Nicolas, professeur de Français dans un lycée professionnel, et également pianiste de talent, ma fait parvenir ce texte qui m'a beaucoup touché. C'est un plaisir de le partager:

"Prof pianiste

Je tiens à relater et partager cette anecdote car ce n'est pas tous les jours qu'en tant que prof de lycée professionnel on est amené à sortir du cadre et passer par des chemins de traverse...les victoires quotidiennes dans ce métier passent trop souvent inaperçues, et ceux qui n'ont jamais enseigné n'imaginent pas l'énergie qu'il faut déployer pour réussir cinquante malheureuses minutes de cours ou pour capter l'attention des gamins qui à la base ne veulent pas de vous.

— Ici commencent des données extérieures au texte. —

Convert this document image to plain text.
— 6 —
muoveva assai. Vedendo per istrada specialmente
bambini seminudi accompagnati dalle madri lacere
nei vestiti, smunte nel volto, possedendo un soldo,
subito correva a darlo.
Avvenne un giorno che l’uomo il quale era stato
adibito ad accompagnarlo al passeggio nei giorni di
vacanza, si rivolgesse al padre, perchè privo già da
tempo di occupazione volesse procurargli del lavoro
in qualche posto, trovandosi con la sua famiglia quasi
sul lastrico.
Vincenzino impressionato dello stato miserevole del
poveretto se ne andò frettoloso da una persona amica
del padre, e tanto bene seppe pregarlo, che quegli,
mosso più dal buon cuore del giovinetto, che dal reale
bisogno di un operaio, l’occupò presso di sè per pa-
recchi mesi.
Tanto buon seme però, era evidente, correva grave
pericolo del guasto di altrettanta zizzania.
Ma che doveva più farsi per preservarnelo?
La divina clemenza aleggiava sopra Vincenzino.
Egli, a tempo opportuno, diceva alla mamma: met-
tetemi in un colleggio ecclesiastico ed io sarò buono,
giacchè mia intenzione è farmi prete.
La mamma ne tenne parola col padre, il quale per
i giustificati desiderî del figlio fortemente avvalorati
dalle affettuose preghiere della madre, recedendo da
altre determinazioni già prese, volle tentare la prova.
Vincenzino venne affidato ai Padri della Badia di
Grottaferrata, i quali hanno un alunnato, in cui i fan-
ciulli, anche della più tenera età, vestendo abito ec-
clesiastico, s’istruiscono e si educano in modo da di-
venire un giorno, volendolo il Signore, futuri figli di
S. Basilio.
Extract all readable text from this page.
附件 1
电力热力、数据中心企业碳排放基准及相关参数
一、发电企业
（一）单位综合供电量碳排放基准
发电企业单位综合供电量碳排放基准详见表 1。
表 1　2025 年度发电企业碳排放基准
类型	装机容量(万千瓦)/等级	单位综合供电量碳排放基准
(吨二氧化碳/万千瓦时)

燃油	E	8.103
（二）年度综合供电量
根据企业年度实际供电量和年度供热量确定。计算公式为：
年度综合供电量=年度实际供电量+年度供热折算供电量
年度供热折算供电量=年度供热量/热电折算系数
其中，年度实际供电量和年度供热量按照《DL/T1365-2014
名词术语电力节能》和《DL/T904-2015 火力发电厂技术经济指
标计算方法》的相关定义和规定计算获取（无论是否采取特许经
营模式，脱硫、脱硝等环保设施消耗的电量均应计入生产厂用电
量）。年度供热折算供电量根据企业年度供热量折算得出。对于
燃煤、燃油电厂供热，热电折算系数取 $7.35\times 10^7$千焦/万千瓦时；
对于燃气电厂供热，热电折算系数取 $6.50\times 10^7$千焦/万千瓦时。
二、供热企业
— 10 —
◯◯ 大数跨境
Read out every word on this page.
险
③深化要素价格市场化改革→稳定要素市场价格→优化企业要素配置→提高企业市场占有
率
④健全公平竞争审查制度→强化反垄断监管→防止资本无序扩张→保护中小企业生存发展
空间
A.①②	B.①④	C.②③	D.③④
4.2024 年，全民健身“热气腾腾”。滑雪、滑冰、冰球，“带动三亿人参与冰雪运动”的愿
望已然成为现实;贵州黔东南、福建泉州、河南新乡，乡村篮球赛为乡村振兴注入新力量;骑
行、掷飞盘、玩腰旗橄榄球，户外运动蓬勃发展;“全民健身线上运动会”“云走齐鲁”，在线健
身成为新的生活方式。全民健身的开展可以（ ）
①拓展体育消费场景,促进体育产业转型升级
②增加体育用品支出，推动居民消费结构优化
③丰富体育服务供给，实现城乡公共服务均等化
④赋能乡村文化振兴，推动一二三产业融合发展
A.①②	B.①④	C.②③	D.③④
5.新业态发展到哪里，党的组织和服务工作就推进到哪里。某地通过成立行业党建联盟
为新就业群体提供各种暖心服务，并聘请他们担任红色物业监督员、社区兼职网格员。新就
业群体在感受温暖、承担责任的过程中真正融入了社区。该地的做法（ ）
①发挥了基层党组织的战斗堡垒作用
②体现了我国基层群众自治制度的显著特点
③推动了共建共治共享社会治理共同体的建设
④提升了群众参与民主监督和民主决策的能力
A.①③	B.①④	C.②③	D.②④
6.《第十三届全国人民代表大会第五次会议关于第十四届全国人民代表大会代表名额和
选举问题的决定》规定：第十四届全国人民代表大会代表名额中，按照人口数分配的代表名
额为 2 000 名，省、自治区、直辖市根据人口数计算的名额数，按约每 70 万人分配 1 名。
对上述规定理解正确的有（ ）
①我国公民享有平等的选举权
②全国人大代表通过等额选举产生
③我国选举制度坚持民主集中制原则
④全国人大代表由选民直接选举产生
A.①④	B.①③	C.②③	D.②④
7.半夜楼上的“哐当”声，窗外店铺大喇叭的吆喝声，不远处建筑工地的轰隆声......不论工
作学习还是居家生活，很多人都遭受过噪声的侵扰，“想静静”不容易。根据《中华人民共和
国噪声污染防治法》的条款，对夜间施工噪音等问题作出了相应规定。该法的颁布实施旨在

Nous sommes un vendredi de veille de vacances de Noël; mon dernier cours de 2011 vient de s'achever sur une note légère et plutôt ludique avec la mise en scène théâtrale d'un passage célèbre de Boule de Suif (le déjeuner dans la diligence) de Maupassant, jouée avec un talent certain par le demi groupe d'élèves d'une classe de première année en tertiaire. Alors que je remballe mon matériel, trois élèves (deux emmerdeuses et un brave garçon) semblent s'attarder et commence à me poser des questions à propos de ma double vie de prof-pianiste (dont la réputation circule allègrement du bouche à oreille dans le lycée) et sur mes goûts musicaux. Surpris, et à la fois touché par leur intérêt soudain pour une passion que je n'avais jamais eu l'occasion de partager avec eux, je m'attarde avec eux à leur faire découvrir différents morceaux de tous styles sur You Tube via le TNI. Une heure s'écoule en l'espace de quelques minutes où je me rends compte que ces teignes que je peine tant à faire bosser, à qui j'ai dû infliger plusieurs heures de retenues où convoquer les parents - ces petites connes (sur une classe de 30 il faut compter 27 filles pathologiquement bavardes), qui prétendent vous apprendre comment la terre tourne et réduisent à néant plusieurs heures de préparation de cours dans la plus déconcertante des mauvaise foi - ces teignes, disais-je, ont sauté leur repas de midi pour écouter de la musique avec leur "bourreau"...
Alors nous écoutons Oblivion de Piazzola, l'Adagio de Barber, le solo de Mickael Breacker sur Naima, quelque extraits d'Ennio Morricone. L'une me confie qu'elle joue "Oblivion" à l'accordéon qu'elle pratique depuis presque 8 ans, l'autre, souhaite apprendre la musique et en particulier le saxophone; je lui fais écouter un morceau de Maceo Parker. Le garçon fait de la gratte depuis six ans et me fait écouter Eruption de Van Halen (authentique scène de branlette sur une guitare), je lui fais découvrir Victor Wooten et en profite pour leur faire entendre le 2 et le 4 dans la mesure 4/4.
Bref une heure s'est consumée en quelques instants de partage qui a rendu leurs yeux humides et leur cœur léger. Mais les gamins ont décidé ne pas me lâcher aussi facilement; ils me demandent de leur jouer un air sur le piano du resto d'application; chose évidemment impossible puisque, à cette heure-ci, ce dernier est bondé. Alors ils insistent pour revenir à la fin de leur journée de cours à 16h30. Etant en visite de stage dans un dédale à Malakoff pour 14h30, je n'étais pas sûr d'honorer la demande de mes trois mélomanes, mais j'étais certain de l'importance que ce "concert" de fin d'après-midi pouvait signifier à long et à court terme; je savais que je tenais quelque chose qu'aucune entrevue avec les parents, qu'aucun brio pédagogique n'avait pu leur arracher jusqu'à présent. Je leur promets d'être de retour pour 16h30.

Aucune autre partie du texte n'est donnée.